Şakir’e emir buyurup bana bir defter verdiler ve bana:
– “Oku; yüksek sesle oku!”
Bu, “hatarât”a dair, kalemlerinden çıkma bir risalecikti ve yüksek sesle okumaya başladım…
Tıs yok; yalnız bir duvar saatinin tıktıkları… Dinleyenler, mümkün olsa, kalblerini durduracaklar… Öyle dinliyorlar…
Risalede “hatarat”tan bahsediliyor; kaynağı, hikmeti, onları def ve nefyetme şekli… Bunun için tedbir şudur:
– “Celâl kelimesini, Allah ismini, medd ile çekerek kalbden geçirmek ve dimağa doğru yükseltmek…”
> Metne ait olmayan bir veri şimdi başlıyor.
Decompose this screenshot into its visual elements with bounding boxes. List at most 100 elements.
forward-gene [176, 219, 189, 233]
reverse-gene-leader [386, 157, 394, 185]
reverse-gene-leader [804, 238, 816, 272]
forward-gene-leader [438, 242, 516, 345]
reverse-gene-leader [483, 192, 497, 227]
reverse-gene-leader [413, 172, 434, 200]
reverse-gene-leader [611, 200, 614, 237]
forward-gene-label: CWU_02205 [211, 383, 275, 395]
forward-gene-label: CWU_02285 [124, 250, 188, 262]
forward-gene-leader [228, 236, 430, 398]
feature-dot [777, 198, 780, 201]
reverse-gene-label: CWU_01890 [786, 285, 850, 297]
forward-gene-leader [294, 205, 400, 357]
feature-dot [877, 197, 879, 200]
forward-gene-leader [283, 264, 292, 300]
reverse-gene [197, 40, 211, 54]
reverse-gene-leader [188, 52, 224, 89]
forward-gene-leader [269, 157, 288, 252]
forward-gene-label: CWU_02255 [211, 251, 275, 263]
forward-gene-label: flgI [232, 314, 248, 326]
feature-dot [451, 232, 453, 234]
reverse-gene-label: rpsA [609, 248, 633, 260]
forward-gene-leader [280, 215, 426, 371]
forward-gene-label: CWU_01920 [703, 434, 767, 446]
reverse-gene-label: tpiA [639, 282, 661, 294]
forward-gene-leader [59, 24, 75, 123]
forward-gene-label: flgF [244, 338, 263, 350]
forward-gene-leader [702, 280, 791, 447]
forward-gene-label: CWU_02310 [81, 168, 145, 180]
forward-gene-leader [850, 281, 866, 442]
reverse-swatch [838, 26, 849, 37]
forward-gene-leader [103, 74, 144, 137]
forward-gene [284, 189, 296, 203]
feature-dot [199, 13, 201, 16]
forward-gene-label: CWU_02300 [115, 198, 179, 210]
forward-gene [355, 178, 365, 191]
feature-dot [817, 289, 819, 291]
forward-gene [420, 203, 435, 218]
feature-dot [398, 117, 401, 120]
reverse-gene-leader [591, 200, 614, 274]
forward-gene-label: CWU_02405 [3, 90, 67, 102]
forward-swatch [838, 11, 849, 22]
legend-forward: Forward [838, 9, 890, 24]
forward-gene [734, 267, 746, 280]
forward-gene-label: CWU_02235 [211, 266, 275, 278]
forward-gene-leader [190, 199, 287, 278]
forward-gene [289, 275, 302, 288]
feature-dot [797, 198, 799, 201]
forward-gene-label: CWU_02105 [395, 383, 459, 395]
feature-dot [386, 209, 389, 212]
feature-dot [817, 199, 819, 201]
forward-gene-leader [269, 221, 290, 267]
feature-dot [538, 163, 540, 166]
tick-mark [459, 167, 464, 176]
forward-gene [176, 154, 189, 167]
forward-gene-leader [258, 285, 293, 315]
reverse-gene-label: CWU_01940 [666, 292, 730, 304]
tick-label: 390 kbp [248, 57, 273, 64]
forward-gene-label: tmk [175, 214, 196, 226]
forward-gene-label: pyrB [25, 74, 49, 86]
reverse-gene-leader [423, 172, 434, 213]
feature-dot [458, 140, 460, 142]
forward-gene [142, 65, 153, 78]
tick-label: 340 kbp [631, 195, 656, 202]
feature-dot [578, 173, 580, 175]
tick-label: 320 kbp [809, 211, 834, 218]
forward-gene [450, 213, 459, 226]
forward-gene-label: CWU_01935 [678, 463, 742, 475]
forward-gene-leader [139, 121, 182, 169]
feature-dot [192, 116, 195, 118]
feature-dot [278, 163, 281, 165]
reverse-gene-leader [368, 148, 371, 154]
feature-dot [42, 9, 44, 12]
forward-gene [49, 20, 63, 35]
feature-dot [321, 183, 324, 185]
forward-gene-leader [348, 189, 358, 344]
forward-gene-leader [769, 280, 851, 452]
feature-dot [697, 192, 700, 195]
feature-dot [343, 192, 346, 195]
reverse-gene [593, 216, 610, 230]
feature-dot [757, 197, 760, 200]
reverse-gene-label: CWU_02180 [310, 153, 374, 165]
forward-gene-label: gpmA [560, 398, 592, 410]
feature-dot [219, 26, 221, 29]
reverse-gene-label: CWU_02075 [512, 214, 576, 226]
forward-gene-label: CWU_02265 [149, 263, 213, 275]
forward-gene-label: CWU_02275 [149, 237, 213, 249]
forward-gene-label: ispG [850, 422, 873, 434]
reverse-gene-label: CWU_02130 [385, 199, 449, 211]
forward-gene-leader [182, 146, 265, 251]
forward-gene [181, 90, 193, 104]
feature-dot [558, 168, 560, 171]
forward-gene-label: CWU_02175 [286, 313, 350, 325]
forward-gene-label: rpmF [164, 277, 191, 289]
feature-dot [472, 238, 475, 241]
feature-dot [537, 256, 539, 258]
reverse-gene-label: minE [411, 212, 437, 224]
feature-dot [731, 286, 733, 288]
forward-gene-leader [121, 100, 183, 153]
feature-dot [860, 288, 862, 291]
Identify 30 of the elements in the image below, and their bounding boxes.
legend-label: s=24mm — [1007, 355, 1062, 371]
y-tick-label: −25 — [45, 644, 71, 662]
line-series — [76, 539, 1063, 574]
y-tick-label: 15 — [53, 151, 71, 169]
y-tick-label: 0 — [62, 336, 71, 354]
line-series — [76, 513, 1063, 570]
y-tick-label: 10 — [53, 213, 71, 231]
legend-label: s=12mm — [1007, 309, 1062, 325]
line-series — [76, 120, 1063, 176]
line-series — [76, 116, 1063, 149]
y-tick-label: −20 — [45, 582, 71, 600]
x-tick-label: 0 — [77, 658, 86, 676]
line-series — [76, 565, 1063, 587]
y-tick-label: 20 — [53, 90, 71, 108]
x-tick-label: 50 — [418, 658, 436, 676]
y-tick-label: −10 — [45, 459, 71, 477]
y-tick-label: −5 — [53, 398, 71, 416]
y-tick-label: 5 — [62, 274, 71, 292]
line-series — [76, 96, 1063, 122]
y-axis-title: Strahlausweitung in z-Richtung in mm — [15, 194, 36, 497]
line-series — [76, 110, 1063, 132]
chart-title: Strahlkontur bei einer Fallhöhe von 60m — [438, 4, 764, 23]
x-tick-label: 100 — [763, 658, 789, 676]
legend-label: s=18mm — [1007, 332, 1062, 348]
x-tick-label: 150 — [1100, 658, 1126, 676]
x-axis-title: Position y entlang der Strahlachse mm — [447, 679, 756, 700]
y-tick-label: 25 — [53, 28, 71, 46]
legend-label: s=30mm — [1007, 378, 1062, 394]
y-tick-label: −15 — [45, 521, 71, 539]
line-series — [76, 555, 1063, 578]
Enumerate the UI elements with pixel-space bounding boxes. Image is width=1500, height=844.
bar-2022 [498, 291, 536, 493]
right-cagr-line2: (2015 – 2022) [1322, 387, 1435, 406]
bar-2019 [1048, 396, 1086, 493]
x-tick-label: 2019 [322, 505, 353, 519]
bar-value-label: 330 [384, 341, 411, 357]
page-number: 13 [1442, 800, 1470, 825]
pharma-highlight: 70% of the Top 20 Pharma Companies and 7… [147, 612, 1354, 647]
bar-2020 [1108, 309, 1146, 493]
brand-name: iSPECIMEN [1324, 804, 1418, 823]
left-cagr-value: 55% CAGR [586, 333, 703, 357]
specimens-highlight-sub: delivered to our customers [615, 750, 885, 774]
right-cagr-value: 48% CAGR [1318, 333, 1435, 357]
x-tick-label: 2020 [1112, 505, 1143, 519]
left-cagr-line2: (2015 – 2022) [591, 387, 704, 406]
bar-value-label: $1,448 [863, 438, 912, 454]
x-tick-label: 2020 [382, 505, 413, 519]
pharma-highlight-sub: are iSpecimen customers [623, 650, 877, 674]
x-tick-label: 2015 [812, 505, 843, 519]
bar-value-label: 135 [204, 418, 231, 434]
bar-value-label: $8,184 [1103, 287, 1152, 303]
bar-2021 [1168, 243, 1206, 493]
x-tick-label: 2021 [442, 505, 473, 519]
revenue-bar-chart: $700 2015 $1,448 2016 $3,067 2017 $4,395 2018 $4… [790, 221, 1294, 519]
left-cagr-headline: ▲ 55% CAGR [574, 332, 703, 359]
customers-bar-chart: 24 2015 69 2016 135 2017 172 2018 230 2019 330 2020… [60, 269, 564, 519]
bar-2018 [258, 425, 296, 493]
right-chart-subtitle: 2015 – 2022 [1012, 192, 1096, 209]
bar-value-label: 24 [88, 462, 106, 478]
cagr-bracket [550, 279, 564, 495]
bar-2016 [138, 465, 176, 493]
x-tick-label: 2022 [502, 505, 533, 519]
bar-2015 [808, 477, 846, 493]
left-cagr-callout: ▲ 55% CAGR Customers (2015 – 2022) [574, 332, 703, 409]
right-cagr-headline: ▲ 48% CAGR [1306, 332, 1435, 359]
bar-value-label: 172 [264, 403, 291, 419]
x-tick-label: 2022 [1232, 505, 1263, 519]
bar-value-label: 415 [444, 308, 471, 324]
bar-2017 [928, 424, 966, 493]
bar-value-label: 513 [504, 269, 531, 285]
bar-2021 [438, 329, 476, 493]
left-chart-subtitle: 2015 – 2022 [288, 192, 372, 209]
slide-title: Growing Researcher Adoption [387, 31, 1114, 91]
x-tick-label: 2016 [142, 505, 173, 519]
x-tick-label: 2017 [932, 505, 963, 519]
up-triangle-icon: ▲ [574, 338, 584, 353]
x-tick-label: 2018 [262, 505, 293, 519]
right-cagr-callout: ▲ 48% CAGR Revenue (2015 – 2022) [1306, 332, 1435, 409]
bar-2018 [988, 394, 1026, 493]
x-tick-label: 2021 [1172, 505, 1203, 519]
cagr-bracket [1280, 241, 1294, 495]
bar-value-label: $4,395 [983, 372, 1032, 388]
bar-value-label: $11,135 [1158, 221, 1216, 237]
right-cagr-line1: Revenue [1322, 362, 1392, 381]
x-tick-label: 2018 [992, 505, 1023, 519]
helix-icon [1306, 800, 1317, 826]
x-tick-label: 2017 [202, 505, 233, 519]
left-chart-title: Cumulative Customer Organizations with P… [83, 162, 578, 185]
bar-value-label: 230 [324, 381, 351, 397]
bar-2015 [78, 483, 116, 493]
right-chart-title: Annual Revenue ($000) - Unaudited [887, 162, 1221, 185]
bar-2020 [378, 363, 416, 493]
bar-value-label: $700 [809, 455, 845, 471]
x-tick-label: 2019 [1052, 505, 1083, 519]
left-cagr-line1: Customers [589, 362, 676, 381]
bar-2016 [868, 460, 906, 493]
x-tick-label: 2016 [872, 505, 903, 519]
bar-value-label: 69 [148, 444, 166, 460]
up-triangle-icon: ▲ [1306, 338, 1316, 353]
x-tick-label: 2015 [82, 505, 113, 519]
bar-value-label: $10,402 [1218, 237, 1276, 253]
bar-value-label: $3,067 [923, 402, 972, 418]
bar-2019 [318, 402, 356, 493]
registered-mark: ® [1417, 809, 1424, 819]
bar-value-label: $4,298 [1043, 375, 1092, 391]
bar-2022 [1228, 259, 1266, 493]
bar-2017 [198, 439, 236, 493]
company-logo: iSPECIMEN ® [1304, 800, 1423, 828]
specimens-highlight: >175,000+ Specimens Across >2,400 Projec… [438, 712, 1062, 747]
bahis bu noktaya gelince emir buyurdular:
– “Medd ile çek bakalım, Allah ismini!”
– “Allaaaaaah…”
Diye çektim.
O ânda olan şey…
Müthiş!..
Ayak uçlarında oturan yakınlarından biri, galiba Eyüpsultan’daki aktar dükkânının sahibi, o türlü sarsıldı ki, kopacak kadar sıkılmış bir çamaşır gibi kendi üstünde birkaç kere burkuldu, gözleri kaydı, ağzından köpüğe benzer bir şey çıktı; ve bir doktora teslim edilse birkaç günde ancak düzeltilecek bir hâle düştü.
Ben dondum, herkes sakin; kimse adamcağızın yüzüne bile bakmıyor, hepsi doktorlarından emin…
Efendi Hazretleri, herkesten daha sakin ve telâşsız, sadece adama ismiyle hitap ettiler:
– “Abidin!”
Ve adam; bir ânda çözülüp kendine geldi.